素晴らしいチェスターは素晴らしい武器であるスナイパークロス(笑)でUDK姉貴の脳天を無慈悲に撃ち抜いたのだ。
七週カンストだと体力をほぼ持っていかれかねないヘッドショット。UDK姉貴は死んだ。慈悲はない。
「あ」
「あああ」
「あ゛あ゛あ゛あ゛あ゛あ゛あ゛あ゛あ゛あ゛あ゛あ゛あ゛あ゛あ゛あ゛あ゛あ゛あ゛あ゛あ゛あ゛あ゛あ゛あ゛あ゛あ゛あ゛あ゛あ゛あ゛あ゛あ゛あ゛あ゛あ゛あ゛あ゛あ゛あ゛あ゛あ゛あ゛あ゛あ゛あ゛あ゛あ゛」
尋常じゃない様子で絶叫するALC。笑いながら人を殺せる畜生となってまで助けようとしたUDK姉貴が自分の側であっけなく殺されてしまったのだ。正気を失っても仕方ない。
遠野に降り下ろす筈だったサバイバルナイフを血が滲むほど握りしめ、様々な感情がごちゃ混ぜになった表情でチェスターに突撃する。

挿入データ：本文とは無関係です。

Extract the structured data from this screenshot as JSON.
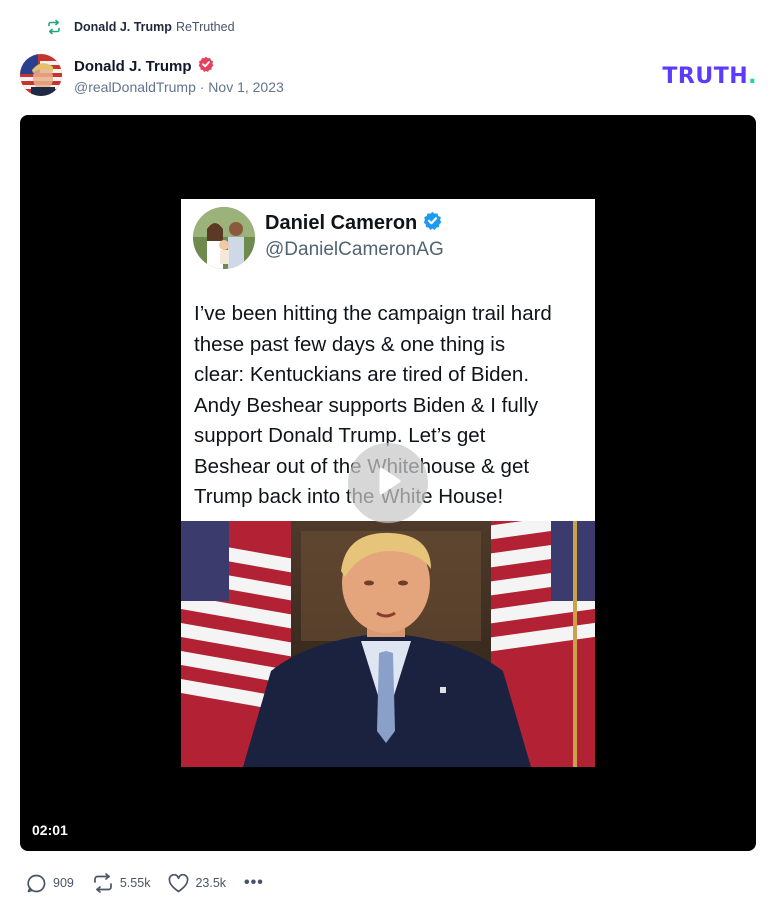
{
  "retruth": {
    "name": "Donald J. Trump",
    "suffix": "ReTruthed",
    "icon": "retruth-icon"
  },
  "post": {
    "author_name": "Donald J. Trump",
    "verified_icon": "verified-badge-icon",
    "meta": "@realDonaldTrump · Nov 1, 2023"
  },
  "brand": {
    "logo_text": "TRUTH",
    "logo_dot": ".",
    "colors": {
      "primary": "#5a3bff",
      "accent": "#12d6b0"
    }
  },
  "video": {
    "duration": "02:01",
    "play_icon": "play-icon",
    "embedded_tweet": {
      "name": "Daniel Cameron",
      "handle": "@DanielCameronAG",
      "text": "I’ve been hitting the campaign trail hard\nthese past few days & one thing is\nclear: Kentuckians are tired of Biden.\nAndy Beshear supports Biden & I fully\nsupport Donald Trump. Let’s get\nBeshear out of the Whitehouse & get\nTrump back into the White House!"
    }
  },
  "actions": {
    "replies": "909",
    "retruths": "5.55k",
    "likes": "23.5k",
    "more": "•••"
  }
}
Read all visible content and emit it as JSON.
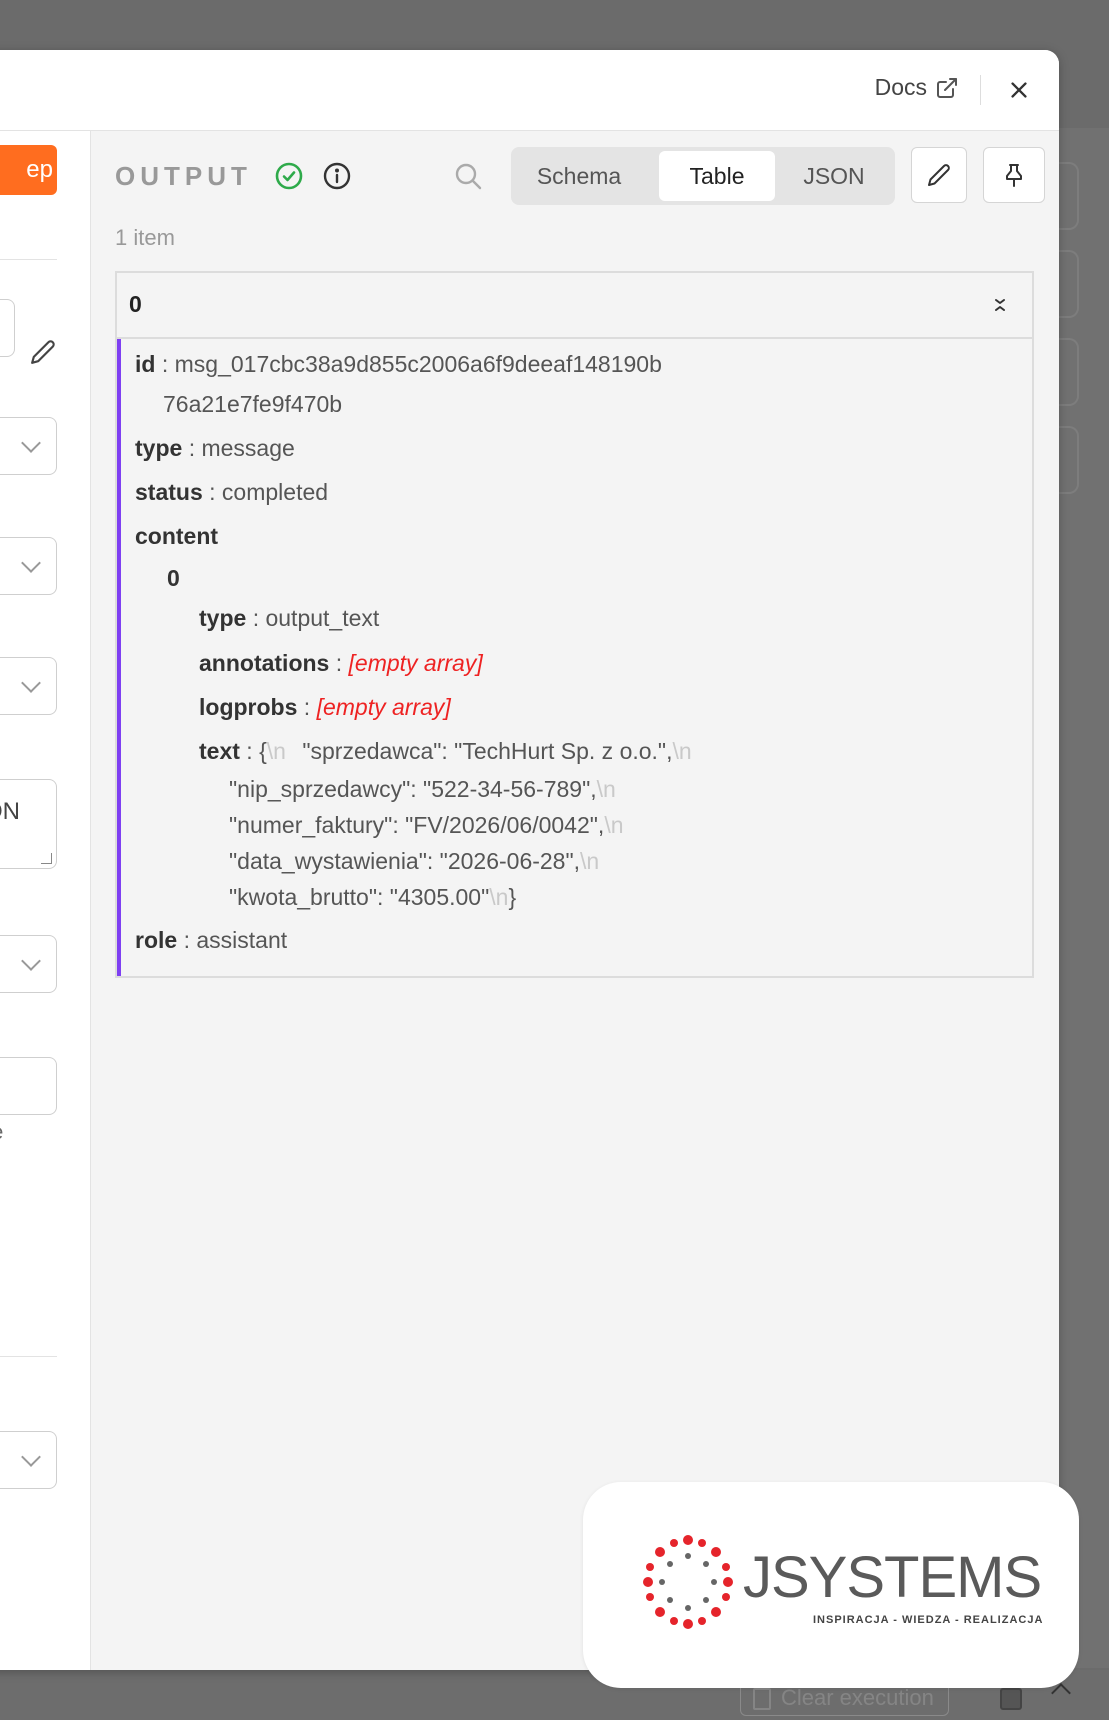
{
  "header": {
    "docs_label": "Docs"
  },
  "input_panel": {
    "step_button_label": "ep",
    "textarea_partial": "ON",
    "helper_partial": "pe"
  },
  "output": {
    "title": "OUTPUT",
    "view_options": [
      "Schema",
      "Table",
      "JSON"
    ],
    "active_view": "Table",
    "item_count": "1 item",
    "item_index": "0",
    "fields": {
      "id_key": "id",
      "id_value_line1": "msg_017cbc38a9d855c2006a6f9deeaf148190b",
      "id_value_line2": "76a21e7fe9f470b",
      "type_key": "type",
      "type_value": "message",
      "status_key": "status",
      "status_value": "completed",
      "content_key": "content",
      "content_index": "0",
      "content_type_key": "type",
      "content_type_value": "output_text",
      "annotations_key": "annotations",
      "annotations_value": "[empty array]",
      "logprobs_key": "logprobs",
      "logprobs_value": "[empty array]",
      "text_key": "text",
      "text_lines": [
        "\"sprzedawca\": \"TechHurt Sp. z o.o.\",",
        "\"nip_sprzedawcy\": \"522-34-56-789\",",
        "\"numer_faktury\": \"FV/2026/06/0042\",",
        "\"data_wystawienia\": \"2026-06-28\",",
        "\"kwota_brutto\": \"4305.00\""
      ],
      "newline_marker": "\\n",
      "open_brace": "{",
      "close_brace": "}",
      "role_key": "role",
      "role_value": "assistant"
    }
  },
  "logo": {
    "name": "JSystems",
    "wordmark": "JSYSTEMS",
    "tagline": "INSPIRACJA - WIEDZA - REALIZACJA"
  },
  "bottom_bar": {
    "clear_execution_label": "Clear execution"
  },
  "colors": {
    "accent_orange": "#ff6d1f",
    "item_border_purple": "#7e3ff2",
    "success_green": "#2eaa4a",
    "empty_red": "#e22222"
  }
}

「なんだ、貴様?逆恨みか?よくない、よくないなあ!そういうのはよくないぞぉ」
どこか楽しげに、しかし馬鹿にしたような台詞にALCはさらに激情する。
「そうら……そうら、そうら」
するとチェスターはディバックから素早く何かを取り出すと、修羅のごときALCに投げつけた。
ザクッ、ブッシュウウウウウウッ!!
「ひぎゃあ゛あ゛あ゛あ゛あ゛あ゛あ゛あ゛あ゛あ゛あ゛あ゛あ゛」
素晴らしいチェスター御用達の薔薇は、数多の棘で接触したALCの柔肌をズタズタに引き裂いた。
それとともに、高い出血効果により血が吹き出る。
血まみれのサバイバルナイフをさらに自分の血でコーティングしてしまった。
ポトリ、とつい力が抜けてサバイバルナイフを落としてしまうALC。
瞬間、チェスターによる足払いで体制を崩された。
「ぐげっ!?」
顔面を強かにぶつけ、耐えられず上げた悲鳴をあげるALCを見下ろすチェスター。
「どうした?死にそうか?所詮アホなどそんなものか!ウェーハッハッハッハッハッ!!」
倒れるALCの頭を踏みつけ、押さえつけながら嘲笑うチェスター。その合間に手早くスナイパークロスに次の矢を装填する。
普通なら彼の扱うスナイパークロスはかなり装填に手間がかかる代物なのだが、それをほぼ一瞬で済ませられる所がチェスターの恐ろしいところだ。
「殺゛す゛……殺゛し゛て゛や゛る゛!!ふ゛っ殺゛し゛て゛や゛る゛!!」
血と涙と鼻水でぐちゃぐちゃな姿で、なお抵抗しようとするALC。
「フン……貴様ごときが素晴らしいチェスターに敵うものか」
素早く無慈悲にスナイパークロスをALCの脳天に突きつけ、スナイパークロスの弩を引いた。
ドスドスドスッ!!
ALCは死んだ。
【ALC@クッキー☆ 死亡】
【残り25人】
チェスターはALCの死体を確認すると、先ほどばら蒔いた薔薇とALC、UDK姉貴の持っていたディバックを回収した。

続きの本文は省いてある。